Jonathan sneered at him, and Draco raised an eyebrow. "Oh come now, Jones! I could sneer better than that in diapers!"
"I'll bet. Probably came out scowling." Ginny muttered.
"And you want to steal my girl? Ha!" Draco continued. Jonathan glared at him, and Hermione shot Draco a wary look that no one but he and Luna saw, and Draco smirked at Jonathan. "And your glaring is even worse."

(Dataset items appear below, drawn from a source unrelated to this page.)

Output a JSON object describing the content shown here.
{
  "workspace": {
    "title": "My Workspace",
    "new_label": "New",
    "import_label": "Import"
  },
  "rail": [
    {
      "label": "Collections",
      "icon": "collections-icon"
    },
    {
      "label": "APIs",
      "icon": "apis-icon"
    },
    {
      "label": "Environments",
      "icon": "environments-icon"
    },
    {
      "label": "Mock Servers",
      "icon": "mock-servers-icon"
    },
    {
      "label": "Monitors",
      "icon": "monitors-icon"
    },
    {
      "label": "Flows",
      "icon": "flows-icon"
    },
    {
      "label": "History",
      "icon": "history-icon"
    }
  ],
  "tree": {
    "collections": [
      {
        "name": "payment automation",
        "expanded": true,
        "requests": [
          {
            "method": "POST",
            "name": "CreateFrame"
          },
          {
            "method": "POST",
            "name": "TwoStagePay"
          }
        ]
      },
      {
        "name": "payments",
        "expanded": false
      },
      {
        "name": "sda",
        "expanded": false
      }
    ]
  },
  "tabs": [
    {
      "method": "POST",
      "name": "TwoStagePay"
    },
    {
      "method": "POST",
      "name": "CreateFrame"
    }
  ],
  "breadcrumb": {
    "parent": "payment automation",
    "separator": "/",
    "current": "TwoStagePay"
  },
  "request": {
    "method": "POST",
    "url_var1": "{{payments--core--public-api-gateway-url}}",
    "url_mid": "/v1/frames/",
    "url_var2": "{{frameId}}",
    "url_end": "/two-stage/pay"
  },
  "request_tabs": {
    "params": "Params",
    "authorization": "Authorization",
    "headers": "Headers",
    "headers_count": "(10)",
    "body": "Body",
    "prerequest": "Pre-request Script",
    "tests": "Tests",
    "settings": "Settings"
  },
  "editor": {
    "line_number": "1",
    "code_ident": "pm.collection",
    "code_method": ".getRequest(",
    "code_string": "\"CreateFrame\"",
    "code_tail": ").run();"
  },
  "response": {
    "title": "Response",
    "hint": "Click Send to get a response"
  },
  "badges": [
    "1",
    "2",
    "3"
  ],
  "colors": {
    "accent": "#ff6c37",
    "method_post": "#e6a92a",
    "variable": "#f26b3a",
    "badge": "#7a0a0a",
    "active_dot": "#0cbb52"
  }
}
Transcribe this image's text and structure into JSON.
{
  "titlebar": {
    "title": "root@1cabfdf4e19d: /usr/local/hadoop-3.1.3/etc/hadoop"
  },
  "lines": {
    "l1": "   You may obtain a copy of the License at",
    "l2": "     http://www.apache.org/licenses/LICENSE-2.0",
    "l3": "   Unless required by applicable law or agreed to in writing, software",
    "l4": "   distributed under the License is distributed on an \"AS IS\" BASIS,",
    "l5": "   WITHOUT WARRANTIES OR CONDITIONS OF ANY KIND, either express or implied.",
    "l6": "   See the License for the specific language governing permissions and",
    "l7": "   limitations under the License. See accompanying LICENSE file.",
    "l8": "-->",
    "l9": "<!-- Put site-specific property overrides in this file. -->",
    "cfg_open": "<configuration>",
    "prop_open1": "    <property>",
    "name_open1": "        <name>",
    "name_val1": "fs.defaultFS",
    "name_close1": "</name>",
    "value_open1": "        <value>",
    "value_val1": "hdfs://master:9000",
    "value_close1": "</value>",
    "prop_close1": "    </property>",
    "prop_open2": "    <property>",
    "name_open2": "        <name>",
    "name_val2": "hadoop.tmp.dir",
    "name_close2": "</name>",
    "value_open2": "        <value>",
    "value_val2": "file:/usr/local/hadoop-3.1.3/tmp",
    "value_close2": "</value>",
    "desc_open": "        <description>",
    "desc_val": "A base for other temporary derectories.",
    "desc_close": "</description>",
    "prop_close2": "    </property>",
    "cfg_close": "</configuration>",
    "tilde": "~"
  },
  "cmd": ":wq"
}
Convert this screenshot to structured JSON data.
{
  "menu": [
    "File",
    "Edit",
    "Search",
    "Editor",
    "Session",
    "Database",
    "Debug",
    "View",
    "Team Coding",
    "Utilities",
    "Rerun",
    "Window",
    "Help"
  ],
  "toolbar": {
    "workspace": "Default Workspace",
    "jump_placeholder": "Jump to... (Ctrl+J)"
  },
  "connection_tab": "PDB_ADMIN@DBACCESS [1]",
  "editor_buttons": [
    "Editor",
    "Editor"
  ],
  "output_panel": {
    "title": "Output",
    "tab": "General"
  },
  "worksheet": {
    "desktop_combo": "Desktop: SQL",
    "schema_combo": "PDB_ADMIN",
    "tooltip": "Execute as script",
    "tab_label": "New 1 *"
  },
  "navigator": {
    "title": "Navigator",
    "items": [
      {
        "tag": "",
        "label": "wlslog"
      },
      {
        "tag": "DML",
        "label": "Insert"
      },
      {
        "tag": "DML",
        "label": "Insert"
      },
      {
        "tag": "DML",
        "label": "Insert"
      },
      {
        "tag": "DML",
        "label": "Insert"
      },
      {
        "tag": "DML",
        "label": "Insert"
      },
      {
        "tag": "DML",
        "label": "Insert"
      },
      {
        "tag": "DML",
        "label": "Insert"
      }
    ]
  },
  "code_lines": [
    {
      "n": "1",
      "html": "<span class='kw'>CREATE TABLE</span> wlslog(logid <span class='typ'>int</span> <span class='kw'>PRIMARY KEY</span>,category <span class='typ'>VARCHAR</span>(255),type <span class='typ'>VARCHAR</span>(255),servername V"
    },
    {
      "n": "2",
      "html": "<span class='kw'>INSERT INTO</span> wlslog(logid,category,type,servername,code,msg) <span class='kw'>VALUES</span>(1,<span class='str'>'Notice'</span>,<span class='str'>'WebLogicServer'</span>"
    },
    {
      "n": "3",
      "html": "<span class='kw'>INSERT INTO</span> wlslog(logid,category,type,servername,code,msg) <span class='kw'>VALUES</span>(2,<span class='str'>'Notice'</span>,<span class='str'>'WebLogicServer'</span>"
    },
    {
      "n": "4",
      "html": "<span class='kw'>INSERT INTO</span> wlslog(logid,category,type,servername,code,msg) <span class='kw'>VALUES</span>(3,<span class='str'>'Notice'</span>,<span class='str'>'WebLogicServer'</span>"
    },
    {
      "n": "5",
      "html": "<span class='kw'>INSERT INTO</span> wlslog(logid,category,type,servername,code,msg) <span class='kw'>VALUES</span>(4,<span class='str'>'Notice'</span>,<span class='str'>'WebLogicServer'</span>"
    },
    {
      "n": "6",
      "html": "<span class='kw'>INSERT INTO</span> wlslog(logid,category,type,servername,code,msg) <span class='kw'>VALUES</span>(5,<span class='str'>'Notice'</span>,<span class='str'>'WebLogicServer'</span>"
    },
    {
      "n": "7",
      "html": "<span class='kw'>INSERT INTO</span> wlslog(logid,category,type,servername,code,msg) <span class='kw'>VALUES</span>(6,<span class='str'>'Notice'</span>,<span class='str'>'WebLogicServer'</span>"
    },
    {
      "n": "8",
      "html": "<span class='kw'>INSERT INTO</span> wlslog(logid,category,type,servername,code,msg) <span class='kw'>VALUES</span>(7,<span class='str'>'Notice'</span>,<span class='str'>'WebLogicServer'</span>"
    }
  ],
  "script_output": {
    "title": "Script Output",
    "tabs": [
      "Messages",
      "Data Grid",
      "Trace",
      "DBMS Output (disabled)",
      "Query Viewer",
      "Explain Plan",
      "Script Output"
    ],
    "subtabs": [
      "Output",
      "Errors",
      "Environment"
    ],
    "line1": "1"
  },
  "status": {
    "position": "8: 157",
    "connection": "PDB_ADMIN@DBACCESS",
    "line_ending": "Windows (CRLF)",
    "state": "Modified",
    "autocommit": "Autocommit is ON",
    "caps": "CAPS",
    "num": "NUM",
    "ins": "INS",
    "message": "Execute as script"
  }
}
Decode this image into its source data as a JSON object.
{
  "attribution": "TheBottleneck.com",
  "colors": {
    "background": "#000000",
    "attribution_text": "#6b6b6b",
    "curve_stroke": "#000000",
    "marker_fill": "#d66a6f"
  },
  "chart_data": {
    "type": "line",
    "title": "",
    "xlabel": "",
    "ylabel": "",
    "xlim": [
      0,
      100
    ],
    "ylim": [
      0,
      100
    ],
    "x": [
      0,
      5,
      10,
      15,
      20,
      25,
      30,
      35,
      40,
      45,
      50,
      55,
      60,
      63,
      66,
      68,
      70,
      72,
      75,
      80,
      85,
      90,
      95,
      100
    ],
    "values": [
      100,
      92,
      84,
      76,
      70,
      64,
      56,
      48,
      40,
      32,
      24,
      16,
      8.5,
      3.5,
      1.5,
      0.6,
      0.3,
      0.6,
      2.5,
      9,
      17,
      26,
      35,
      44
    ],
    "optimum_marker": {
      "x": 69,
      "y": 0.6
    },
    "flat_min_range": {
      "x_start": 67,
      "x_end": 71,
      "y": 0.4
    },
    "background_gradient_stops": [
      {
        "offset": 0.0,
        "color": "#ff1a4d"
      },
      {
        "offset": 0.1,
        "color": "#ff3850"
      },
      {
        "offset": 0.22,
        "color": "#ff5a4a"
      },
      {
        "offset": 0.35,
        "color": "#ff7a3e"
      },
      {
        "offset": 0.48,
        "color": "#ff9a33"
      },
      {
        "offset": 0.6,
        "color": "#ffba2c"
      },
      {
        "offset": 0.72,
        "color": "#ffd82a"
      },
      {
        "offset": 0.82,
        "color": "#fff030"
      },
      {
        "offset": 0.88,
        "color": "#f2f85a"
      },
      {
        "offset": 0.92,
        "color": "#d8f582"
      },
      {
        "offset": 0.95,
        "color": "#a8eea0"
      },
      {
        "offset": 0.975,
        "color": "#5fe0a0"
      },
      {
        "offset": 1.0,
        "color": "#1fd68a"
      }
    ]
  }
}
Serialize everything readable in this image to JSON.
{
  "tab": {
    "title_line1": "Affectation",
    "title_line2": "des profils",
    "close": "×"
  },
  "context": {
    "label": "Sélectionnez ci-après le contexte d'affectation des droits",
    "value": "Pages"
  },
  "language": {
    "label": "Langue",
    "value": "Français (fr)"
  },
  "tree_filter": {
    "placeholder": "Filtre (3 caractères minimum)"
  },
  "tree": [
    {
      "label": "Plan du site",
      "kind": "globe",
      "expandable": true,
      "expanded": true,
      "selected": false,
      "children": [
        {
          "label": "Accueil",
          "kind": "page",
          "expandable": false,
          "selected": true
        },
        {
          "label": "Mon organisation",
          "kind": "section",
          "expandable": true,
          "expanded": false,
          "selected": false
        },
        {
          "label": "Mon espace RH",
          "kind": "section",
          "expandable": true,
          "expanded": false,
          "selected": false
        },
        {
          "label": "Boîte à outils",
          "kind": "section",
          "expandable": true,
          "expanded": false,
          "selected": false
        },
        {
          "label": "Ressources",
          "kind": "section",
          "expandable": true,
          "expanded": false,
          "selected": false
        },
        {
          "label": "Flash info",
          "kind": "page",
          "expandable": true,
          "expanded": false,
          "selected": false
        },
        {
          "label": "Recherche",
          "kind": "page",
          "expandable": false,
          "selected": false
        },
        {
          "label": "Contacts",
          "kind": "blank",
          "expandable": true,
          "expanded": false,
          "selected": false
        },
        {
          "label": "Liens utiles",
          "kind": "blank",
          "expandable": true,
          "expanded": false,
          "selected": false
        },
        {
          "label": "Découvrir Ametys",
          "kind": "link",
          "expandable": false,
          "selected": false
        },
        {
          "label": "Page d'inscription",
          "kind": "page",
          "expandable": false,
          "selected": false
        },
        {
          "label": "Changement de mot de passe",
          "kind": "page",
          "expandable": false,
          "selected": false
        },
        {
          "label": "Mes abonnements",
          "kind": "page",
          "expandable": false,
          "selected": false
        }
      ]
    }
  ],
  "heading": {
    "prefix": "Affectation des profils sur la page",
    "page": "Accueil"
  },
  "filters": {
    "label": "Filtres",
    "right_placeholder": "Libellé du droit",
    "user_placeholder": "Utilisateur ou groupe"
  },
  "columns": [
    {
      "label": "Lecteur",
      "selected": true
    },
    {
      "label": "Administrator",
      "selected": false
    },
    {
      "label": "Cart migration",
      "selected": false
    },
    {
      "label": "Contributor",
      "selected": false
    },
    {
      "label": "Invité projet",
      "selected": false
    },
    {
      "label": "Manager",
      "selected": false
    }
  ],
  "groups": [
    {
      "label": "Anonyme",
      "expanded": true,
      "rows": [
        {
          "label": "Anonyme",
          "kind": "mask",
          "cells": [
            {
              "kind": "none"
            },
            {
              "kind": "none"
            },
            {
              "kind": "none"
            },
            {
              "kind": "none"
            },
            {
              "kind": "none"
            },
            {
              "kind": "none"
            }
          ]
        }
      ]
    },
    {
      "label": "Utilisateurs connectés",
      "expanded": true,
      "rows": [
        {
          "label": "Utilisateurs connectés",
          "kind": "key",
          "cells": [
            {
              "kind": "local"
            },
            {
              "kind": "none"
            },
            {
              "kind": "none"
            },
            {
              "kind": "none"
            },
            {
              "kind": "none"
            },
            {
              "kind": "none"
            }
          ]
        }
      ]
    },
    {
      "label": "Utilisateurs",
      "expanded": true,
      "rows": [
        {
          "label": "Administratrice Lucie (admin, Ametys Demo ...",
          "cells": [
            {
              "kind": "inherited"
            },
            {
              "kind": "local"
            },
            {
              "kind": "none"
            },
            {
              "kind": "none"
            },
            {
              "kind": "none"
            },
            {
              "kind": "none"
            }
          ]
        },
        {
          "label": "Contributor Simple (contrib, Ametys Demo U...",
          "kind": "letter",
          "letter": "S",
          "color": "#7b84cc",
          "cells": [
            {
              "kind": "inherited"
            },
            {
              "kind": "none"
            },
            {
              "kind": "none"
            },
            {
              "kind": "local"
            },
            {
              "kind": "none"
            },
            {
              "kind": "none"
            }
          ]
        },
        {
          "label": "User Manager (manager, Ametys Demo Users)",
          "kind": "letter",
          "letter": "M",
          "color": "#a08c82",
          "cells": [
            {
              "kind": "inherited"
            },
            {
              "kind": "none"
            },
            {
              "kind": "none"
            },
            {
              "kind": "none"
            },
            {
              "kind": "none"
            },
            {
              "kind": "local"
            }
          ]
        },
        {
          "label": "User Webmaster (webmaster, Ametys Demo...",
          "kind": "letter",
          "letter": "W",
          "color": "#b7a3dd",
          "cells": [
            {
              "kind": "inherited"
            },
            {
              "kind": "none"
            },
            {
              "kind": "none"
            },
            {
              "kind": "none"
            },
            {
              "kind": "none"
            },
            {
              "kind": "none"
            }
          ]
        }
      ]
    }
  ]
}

Jonathan huffed, before leaving. "I'm going to get you soon, Blondies." 

*Author's Note*

By the way, the original Hermione was the daughter of Helen of Troy. And I'm thinking of having Draco try out for quarterback, just to piss off Jonathan. That would be fun. 

However, Draco doesn't have the muscle for it. Quidditch players are built to be more wiry than football players.